Planning to travel solo but feeling nervous? Find out what it’s really like to travel the world as a solo female traveller.
Since I started travelling, a lot of people have asked what it’s like to be a solo female traveller. As a girl, if you tell people you’re going off to Mexico or South America on your own, they think you’re crazy. They assume it’s impossible to go to these places and not end up in Mexican jail, trafficking drugs, or worse!
Before university a lot of friends disappeared off around the world on gap years. It didn’t appeal to me, partly because I was so career-focused, but also it seemed very daunting. Then, a few years into my working life, I reached a point when I wanted to see what was out there and gain some life experience.
I booked onto a group tour run by Trek America. In reality, while I did go ‘on my own’ in that I didn’t go with anyone I knew before, within a few hours of arriving in Mexico I was in the safe hands of an experienced tour leader. As I was working full time and only had limited holidays, it was the simplest way to guarantee I’d see the best places, get from A to B safely, and make some new friends along the way.
Booking to go away for two weeks with people I didn’t know was daunting. What if I didn’t like them? What if they were all a lot younger or older than me? What if lots of them knew each other already? I had lots of questions! I worried that maybe the group would be all female or all male. The group dynamic could make or break the experience.
A few weeks before, we were invited to join Trek Live – a forum which helped settle some pre-trip nerves. One of the other trekkers was on my flight so we met at the airport and navigated our way through arrivals at Cancun and into a taxi. I also discovered I had a mutual friend with another person booked on the trip. Phew!
Preparing for the trip was exciting. However the first group meeting at our departure hotel was nerve-wracking. It was the first chance to weigh up the other characters I’d be spending the next few weeks with. Would we all get on? It was strange to think in two weeks time I would have shared so many experiences with them. It was comforting to find I wasn’t the only solo traveller – in fact a third of the group was in the same position as me.

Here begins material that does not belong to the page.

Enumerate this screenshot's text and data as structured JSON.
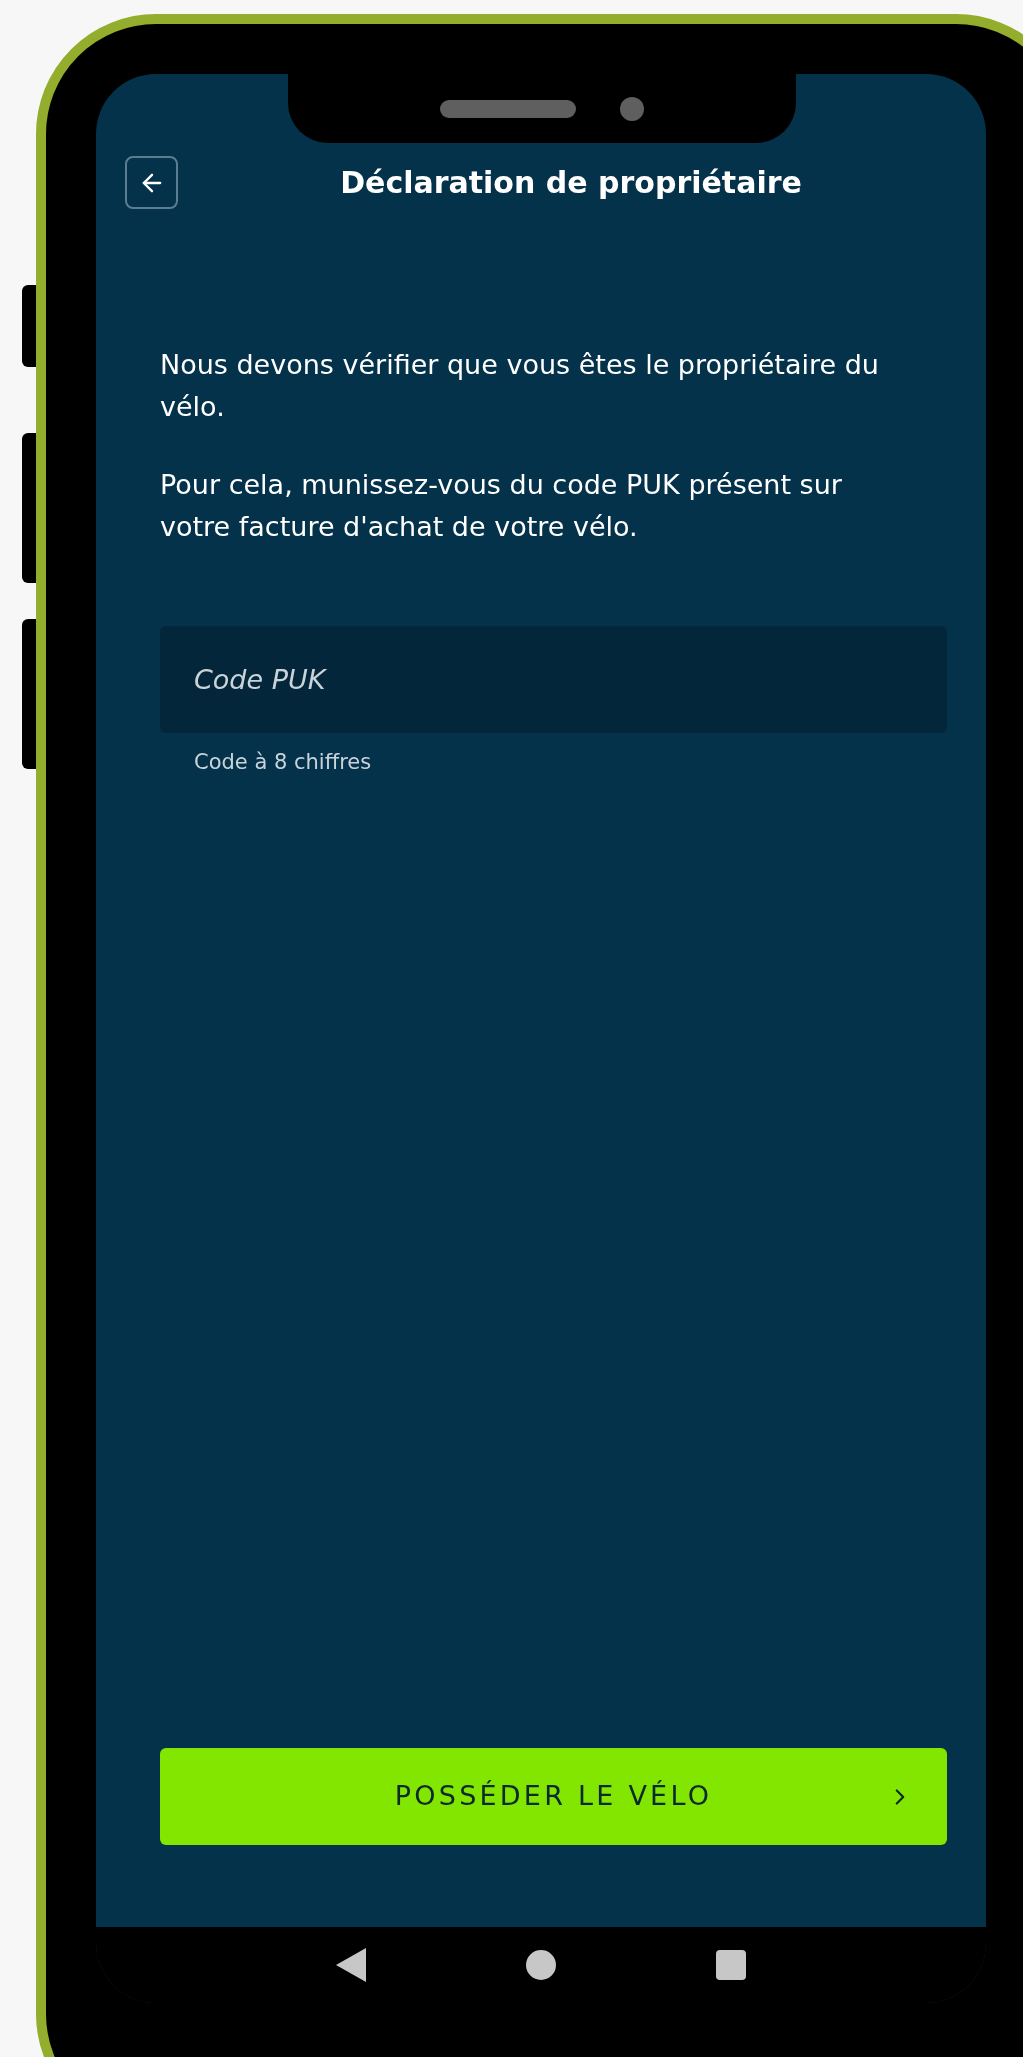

It was also the first time we met our tour leader Juan – a young guy who reeled off rules and itineraries. He was enthusiastic efficient and had a warm, approachable manner to make us feel at ease.
It’s amazing how quickly you get to know people when you’re with them 24/7. Although there were different friendships and dynamics within the group, it never felt cliquey. Relationships changed and grew stronger as the tour went on. We held hands as we jumped into a lagoon, made up radio shows in the back of the minibus on a long drive, salsa danced ‘til dawn, invented games that made us laugh for hours, drank a bar in the jungle dry, swam with turtles, ate some amazing food (and one of the most revolting meals of our lives)… these are things that I’ll always remember, and have fond memories of!
I returned from the trip and immediately social media sprung into action with 12 new Facebook friend requests, endless photos being tagged, funny comments bouncing back and forth and messages about meeting up. It filled a big gap, as after being in a group for so long, returning to reality again felt a little lonely and dull.
Quite a few of the people on my trip were from London and we soon met up to reminisce. More recently (3 years later) one of the girls from Australia was visiting London for the week and we staged another mini reunion (complete with Mexican food and margaritas!)
Last year I booked a tour to Argentina and Brazil with Contiki (who specialise in group trips for 18-35 year olds). While this was a great adventure, it was very different. There were 24 people booked on it, and they came from Australia, Canada, America and the UK. Around 80% of the people in the group were traveling with people they already knew (mainly in pairs). The larger group felt a little cliquey and there were a lot of big characters. It took a few days just to learn all the names! Personally, I found the smaller group experience more comfortable, but maybe that’s just me!
Travelling solo is a really enlightening experience. You can act how you want, no one is judging you or has any preconceptions. I felt my confidence grow and social skills blossom. While friends returned to work after lying by a pool in Spain for a week, I came back with amazing stories of exploring favelas and hanggliding in Rio, seeing monkeys in the Mexican jungles and more. It broadened my horizons, and gave me a new outlook on life. All that, and I managed to avoid ending up in Mexican jail!
Recently I came across this quote which I think sums up what it is to travel solo: “A journey is best measured in friends, rather than miles” (Tim Cahill).